Rep. Sylvia R. Garcia (D-TX) used her time to press on equity, stating publicly after the hearing that she "pushed for financial innovation that helps working families get ahead, not leave underserved and underbanked communities behind."

Political Stakes

The hearing comes at a moment of institutional uncertainty for the banking-as-a-service sector. FDIC enforcement actions against sponsor banks have continued into 2026, with regulators flagging deficiencies in transaction monitoring and suspicious activity reporting. For Khalili and Lead Bank, a community bank that operates Banking as a Service (BaaS) programs in all 50 states, the regulatory environment is vital. Her testimony that Lead owns "every compliance stack" and is "accountable for the consumer experience of each and every product" was a direct attempt to distinguish her institution from the failed models that drew enforcement scrutiny.
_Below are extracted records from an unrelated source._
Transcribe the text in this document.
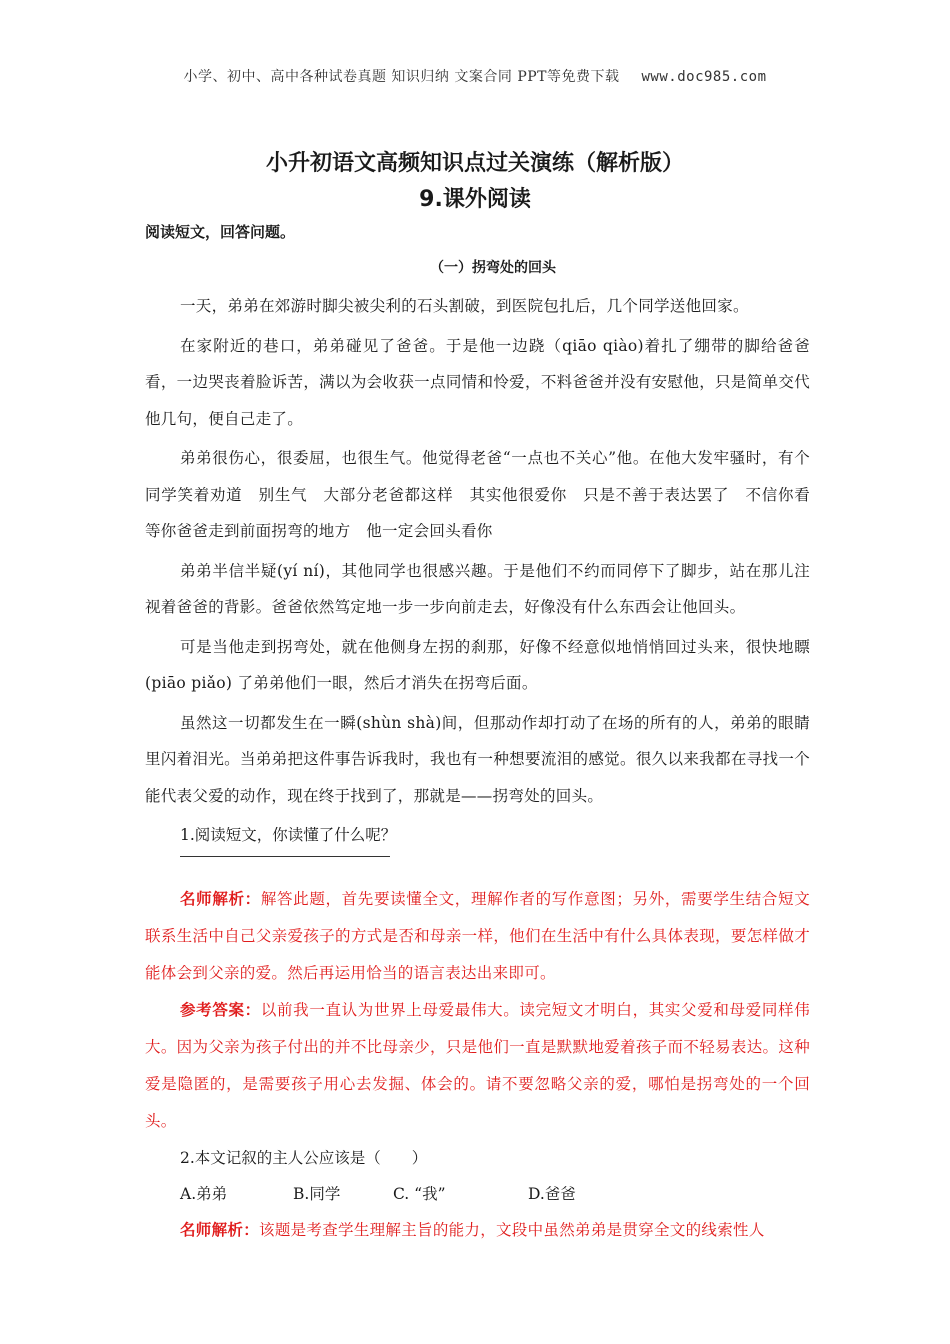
小学、初中、高中各种试卷真题 知识归纳 文案合同 PPT等免费下载 www.doc985.com
小升初语文高频知识点过关演练（解析版）
9.课外阅读
阅读短文，回答问题。
（一）拐弯处的回头

一天，弟弟在郊游时脚尖被尖利的石头割破，到医院包扎后，几个同学送他回家。

在家附近的巷口，弟弟碰见了爸爸。于是他一边跷（qiāo qiào)着扎了绷带的脚给爸爸看，一边哭丧着脸诉苦，满以为会收获一点同情和怜爱，不料爸爸并没有安慰他，只是简单交代他几句，便自己走了。

弟弟很伤心，很委屈，也很生气。他觉得老爸“一点也不关心”他。在他大发牢骚时，有个同学笑着劝道　别生气　大部分老爸都这样　其实他很爱你　只是不善于表达罢了　不信你看　等你爸爸走到前面拐弯的地方　他一定会回头看你

弟弟半信半疑(yí ní)，其他同学也很感兴趣。于是他们不约而同停下了脚步，站在那儿注视着爸爸的背影。爸爸依然笃定地一步一步向前走去，好像没有什么东西会让他回头。

可是当他走到拐弯处，就在他侧身左拐的刹那，好像不经意似地悄悄回过头来，很快地瞟(piāo piǎo) 了弟弟他们一眼，然后才消失在拐弯后面。

虽然这一切都发生在一瞬(shùn shà)间，但那动作却打动了在场的所有的人，弟弟的眼睛里闪着泪光。当弟弟把这件事告诉我时，我也有一种想要流泪的感觉。很久以来我都在寻找一个能代表父爱的动作，现在终于找到了，那就是——拐弯处的回头。

1.阅读短文，你读懂了什么呢？

名师解析：解答此题，首先要读懂全文，理解作者的写作意图；另外，需要学生结合短文联系生活中自己父亲爱孩子的方式是否和母亲一样，他们在生活中有什么具体表现，要怎样做才能体会到父亲的爱。然后再运用恰当的语言表达出来即可。

参考答案：以前我一直认为世界上母爱最伟大。读完短文才明白，其实父爱和母爱同样伟大。因为父亲为孩子付出的并不比母亲少，只是他们一直是默默地爱着孩子而不轻易表达。这种爱是隐匿的，是需要孩子用心去发掘、体会的。请不要忽略父亲的爱，哪怕是拐弯处的一个回头。

2.本文记叙的主人公应该是（　　）
A.弟弟	B.同学	C. “我”	D.爸爸

名师解析：该题是考查学生理解主旨的能力，文段中虽然弟弟是贯穿全文的线索性人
For the administration, the hearing offered a legislative platform for the May 19 executive order. The order's 90-day review mandate and 180-day action requirement create a regulatory calendar that runs through November 2026, giving Republicans a built-in news cycle to showcase deregulatory progress heading into the midterm environment. The American Fintech Council formally endorsed H.R. 6552 ahead of the hearing, framing it as a vehicle to "strengthen community banks" and "modernize supervisory frameworks."

Yes, But

Consumer advocates such as The Center for Responsible Lending and the National Consumer Law Center have jointly urged regulators to end bank-fintech partnerships they characterize as facilitating predatory lending, and "rent-a-bank" schemes that circumvent state usury laws. The Synapse collapse remains the most potent counterargument to the pro-partnership framing. Tens of thousands of consumers lost access to funds held through a BaaS middleware platform, and the CFPB's $46.2 million relief fund is the most tangible evidence of what happens when the compliance chain breaks. The Defense Credit Union Council also wrote to the subcommittee ahead of the hearing urging that credit unions be included in the scope of H.R. 6552, flagging that the bill as drafted may leave them behind.

What's Next

A markup of H.R. 6552 is the most likely near-term legislative step. The May 19 executive order's 90-day regulatory review deadline falls in mid-August, creating a parallel track of agency action that could either complement or complicate the legislative timeline. Khalili specifically called on Congress to address uncertainty created by the 10th Circuit's decision in National Association of Industrial Bankers v. Weiser, which held that out-of-state chartered banks must comply with Colorado's usury limits when lending to Colorado residents. She expressed support for the American Lending Fairness Act, introduced by Rep. Warren Davidson (R-OH-8), as a vehicle to resolve that uncertainty.

The Bottom Line

With a White House executive order, a pending bill, and the 2024 Synapse collapse still fresh, the subcommittee is building a legislative record on bank fintech partnerships that is moving fast, but the fault lines between innovation and consumer protection are not yet resolved.